İkinci el eşya alım-satım işinde 7 yılını dolduran Mehmet Emin, son üç yıl içerisinde işlerin gün geçtikçe daha da kötüye gittiğini belirtti. Dükkan kirasından, ürün alım, satımına kadar sıfır ve ikinci el de fiyat artışı nedeniyle işlerin durma noktasına geldiğini söyleyen Emin, "İşler eskisi gibi değil, hatta iş yok diyebilirim. Erzirom'dan ürün alıp satıyorum.

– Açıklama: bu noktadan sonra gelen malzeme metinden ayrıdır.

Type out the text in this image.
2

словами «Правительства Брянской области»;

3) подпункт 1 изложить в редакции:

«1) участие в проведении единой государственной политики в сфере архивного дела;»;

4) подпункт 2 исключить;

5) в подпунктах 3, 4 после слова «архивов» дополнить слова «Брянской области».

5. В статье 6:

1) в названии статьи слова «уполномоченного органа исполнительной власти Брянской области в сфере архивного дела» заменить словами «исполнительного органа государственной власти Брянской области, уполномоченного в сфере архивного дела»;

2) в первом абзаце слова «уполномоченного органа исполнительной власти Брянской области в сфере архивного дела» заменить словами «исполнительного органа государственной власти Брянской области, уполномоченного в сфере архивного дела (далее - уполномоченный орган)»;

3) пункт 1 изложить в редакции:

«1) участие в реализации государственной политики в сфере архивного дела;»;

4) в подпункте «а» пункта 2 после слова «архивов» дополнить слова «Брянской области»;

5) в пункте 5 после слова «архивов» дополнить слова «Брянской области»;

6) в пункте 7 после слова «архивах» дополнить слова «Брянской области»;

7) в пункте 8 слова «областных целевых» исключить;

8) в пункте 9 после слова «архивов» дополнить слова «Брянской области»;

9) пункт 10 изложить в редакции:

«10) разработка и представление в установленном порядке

Henüz ürünleri dükkana getirmeden yolda zam haberini alıyorum. İnsanlar sıfır üründeki pahalılık nedeniyle ikinci el ürüne yöneldi. Şimdi de ikinci el üründe fiyat artışı yaşanıyor. İki yıl önceye kadar işlerimiz gayet iyi ve rahatlıkla ürünleri alıp satabiliyorduk. Bu yıl ise ne alabiliyoruz ne de satabiliyoruz. İşler durgun ve fiyatlar çok arttı. Aylık giderimiz 30 bin TL'dir gelir ise yok derecede. Bu ay cebimizden harcama yaptık. Bu gidişatla ekonominin düzeleceğine inanmıyorum" şeklinde konuştu. 
 
'SORUNLARIN NEDENİ DEVLET'
 
Aynı sektörde 16 yıldır ticaret yapan Emrah Alptekin ise son iki yılda işlerin kötüye gittiğini, satış yapamadan günü kapattıkları belirterek, şöyle devam etti: "Geçen yıllarda evlerden ikinci el eşyasını alabiliyorduk. Çünkü herkes elindeki ürünü satıp yenisini alıyordu. Şuan bu durum tam aksidir. İnsanlar zorunlu olmadıkça ürünlerini satmıyor, yenisini almıyor. Çünkü halkta alım gücü yok. Bu nedenle işler durma noktasına geliyor. İş yerimizin aylık sigorta, kira, elektrik gibi giderler 20 bin TL'yi buluyor. İş olsa da olmasa da bunu ödemek zorundayım. Tüm gün yemek yiyemiyoruz. Bir poğaça ile karnımızı doyurup akşam eve gidip yemek yiyoruz. Bir poğaça, bir çay 25 TL olmuş. 8 kişilik aileye sadece ben ve oğlum geçindiriyoruz. Kışın elektrik 700 TL, doğalgaz 3 bin TL üzerinde geliyor. Evi bu iş yeriyle geçindiriyorum. İşleri durma noktasına gelmesinden kaynaklı artık eşimde 8 ay önce tekstilde çalışmaya başladı. Eğer eşim işe başlamasaydı, geçimimizi sağlayamazdık. Tüm bu hayat pahalılığın ve sorunların nedeni devlet ve serbest piyasasıdır."